Materials and methods
To validate the new approach, phantom measurements were performed to assess geometric accuracy (volume fidelity, root mean square error, Dice coefficient of volume overlap) for one- and three-dimensional tumor motion trajectories with and without considering motion hysteresis effects. Scans without significantly longer breathing cycles served as references.
Results
Median volume deviations between optimized approach and reference of at maximum 1% were obtained considering all movements. In comparison, standard reconstruction yielded median deviations of 9%, 21% and 12% for one-dimensional, three-dimensional, and hysteresis motion, respectively. Measurements in one- and three-dimensional directions reached a median Dice coefficient of 0.970 ± 0.013 and 0.975 ± 0.012, respectively, but only 0.918 ± 0.075 for hysteresis motions averaged over all measurements for the optimized selection.
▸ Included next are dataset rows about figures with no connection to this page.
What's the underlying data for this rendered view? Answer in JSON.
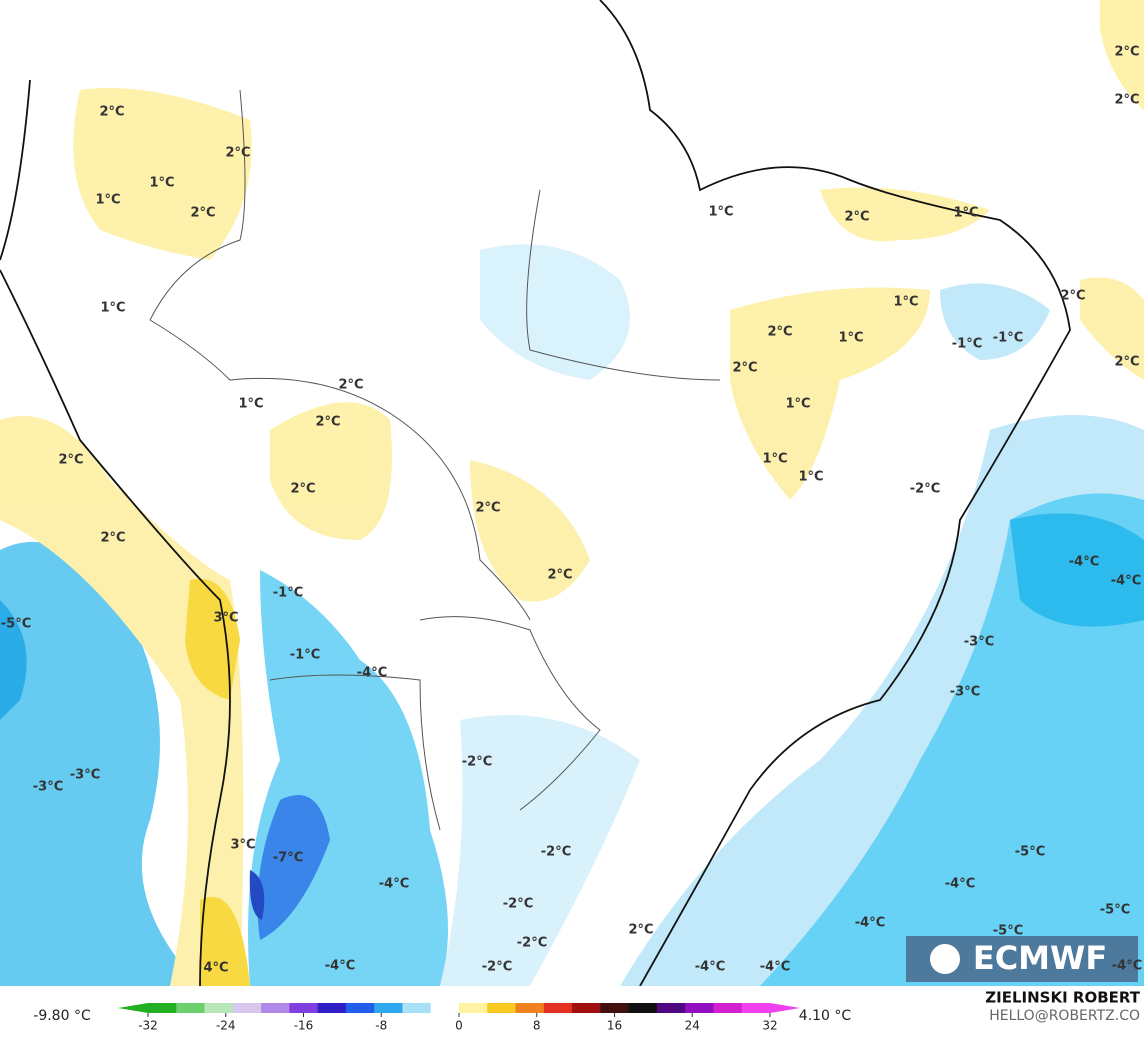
{
  "map": {
    "contour_labels": [
      "2°C",
      "2°C",
      "1°C",
      "1°C",
      "2°C",
      "1°C",
      "1°C",
      "2°C",
      "2°C",
      "2°C",
      "2°C",
      "2°C",
      "2°C",
      "2°C",
      "3°C",
      "-1°C",
      "-1°C",
      "-4°C",
      "-2°C",
      "-5°C",
      "-3°C",
      "-3°C",
      "3°C",
      "-7°C",
      "-4°C",
      "-2°C",
      "-2°C",
      "-2°C",
      "-2°C",
      "-4°C",
      "4°C",
      "2°C",
      "-4°C",
      "-4°C",
      "-4°C",
      "-4°C",
      "-5°C",
      "-5°C",
      "-5°C",
      "-4°C",
      "-4°C",
      "-4°C",
      "-3°C",
      "-3°C",
      "-2°C",
      "-1°C",
      "-1°C",
      "2°C",
      "2°C",
      "1°C",
      "1°C",
      "2°C",
      "2°C",
      "1°C",
      "1°C",
      "1°C",
      "1°C",
      "2°C",
      "1°C",
      "2°C",
      "2°C"
    ],
    "logo": "ECMWF"
  },
  "colorbar": {
    "min_label": "-9.80 °C",
    "max_label": "4.10 °C",
    "ticks": [
      -32,
      -24,
      -16,
      -8,
      0,
      8,
      16,
      24,
      32
    ]
  },
  "credits": {
    "author": "ZIELINSKI ROBERT",
    "contact": "HELLO@ROBERTZ.CO"
  }
}
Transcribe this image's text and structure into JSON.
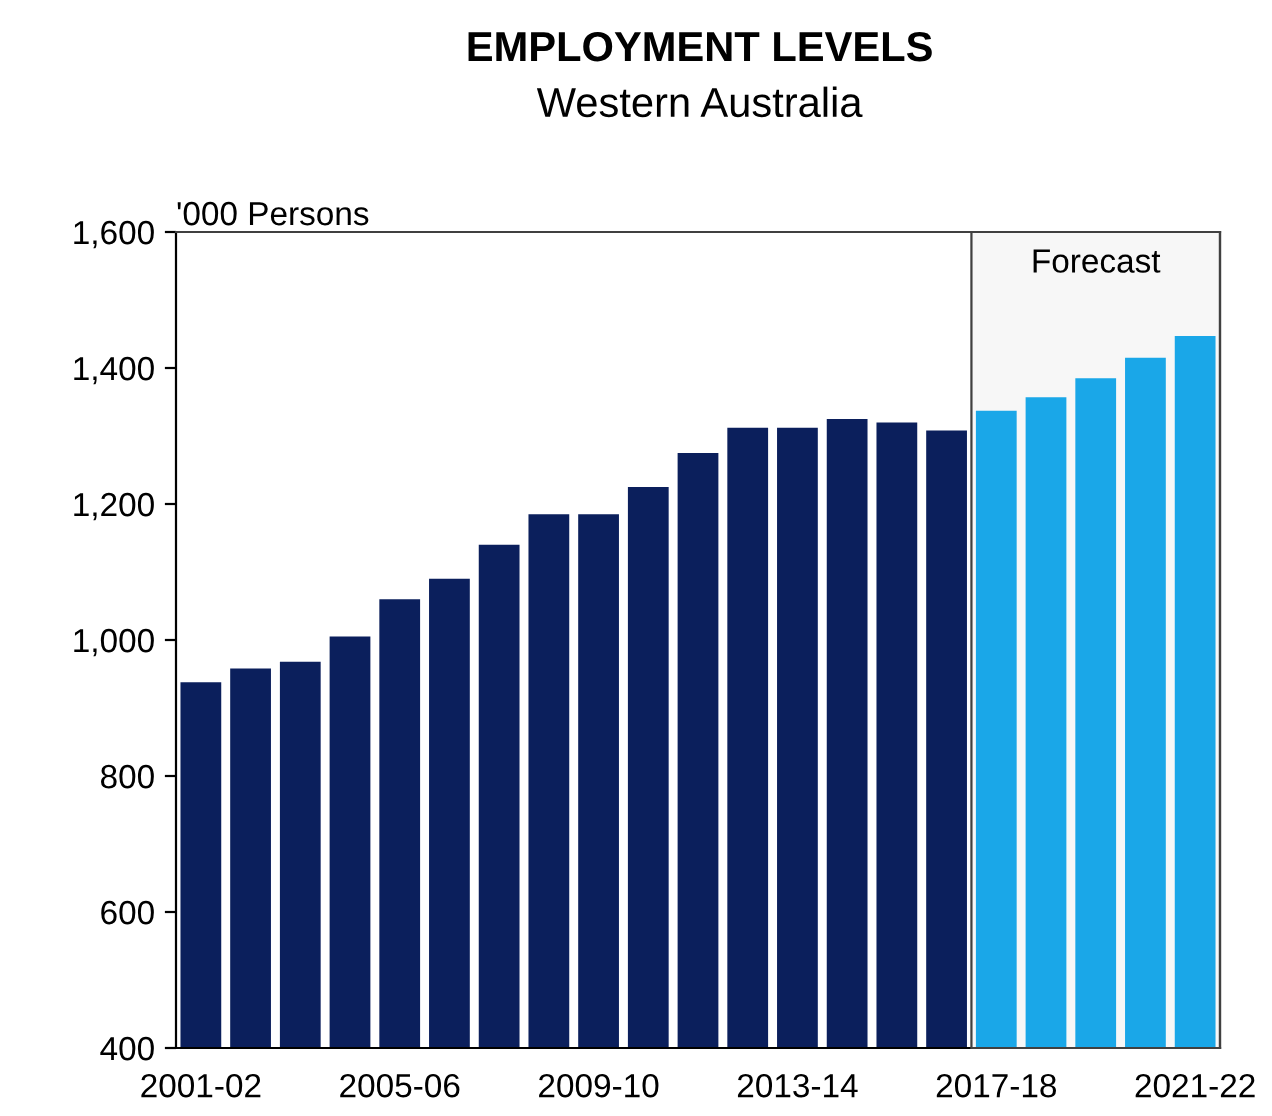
{
  "chart_data": {
    "type": "bar",
    "title": "EMPLOYMENT LEVELS",
    "subtitle": "Western Australia",
    "ylabel": "'000 Persons",
    "categories": [
      "2001-02",
      null,
      null,
      null,
      "2005-06",
      null,
      null,
      null,
      "2009-10",
      null,
      null,
      null,
      "2013-14",
      null,
      null,
      null,
      "2017-18",
      null,
      null,
      null,
      "2021-22"
    ],
    "values": [
      938,
      958,
      968,
      1005,
      1060,
      1090,
      1140,
      1185,
      1185,
      1225,
      1275,
      1312,
      1312,
      1325,
      1320,
      1308,
      1337,
      1357,
      1385,
      1415,
      1447
    ],
    "colors": [
      "#0b1f5c",
      "#0b1f5c",
      "#0b1f5c",
      "#0b1f5c",
      "#0b1f5c",
      "#0b1f5c",
      "#0b1f5c",
      "#0b1f5c",
      "#0b1f5c",
      "#0b1f5c",
      "#0b1f5c",
      "#0b1f5c",
      "#0b1f5c",
      "#0b1f5c",
      "#0b1f5c",
      "#0b1f5c",
      "#1aa7e8",
      "#1aa7e8",
      "#1aa7e8",
      "#1aa7e8",
      "#1aa7e8"
    ],
    "ylim": [
      400,
      1600
    ],
    "yticks": [
      {
        "value": 400,
        "label": "400"
      },
      {
        "value": 600,
        "label": "600"
      },
      {
        "value": 800,
        "label": "800"
      },
      {
        "value": 1000,
        "label": "1,000"
      },
      {
        "value": 1200,
        "label": "1,200"
      },
      {
        "value": 1400,
        "label": "1,400"
      },
      {
        "value": 1600,
        "label": "1,600"
      }
    ],
    "bands": [
      {
        "axis": "x",
        "from": "2017-18",
        "to": "2021-22",
        "label": "Forecast",
        "color": "#f7f7f7"
      }
    ],
    "grid": false,
    "legend": false
  }
}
However, for the standard reconstruction median Dice coefficients were 0.845 ± 0.200, 0.868 ± 0.205 and 0.915 ± 0.075 for one- and three-dimensional as well as hysteresis motions, respectively. Median root mean square errors for the optimized algorithm were 30 ± 16 HU2 and 120 ± 90 HU2 for three-dimensional and hysteresis motions, compared to 212 ± 145 HU2 and 130 ± 131 HU2 for the standard reconstruction.
Conclusions
The algorithm was proven to reduce 4DCT-related artifacts due to missing projection data without further dose exposure. An improvement in radiotherapy treatment planning due to better image quality can be expected.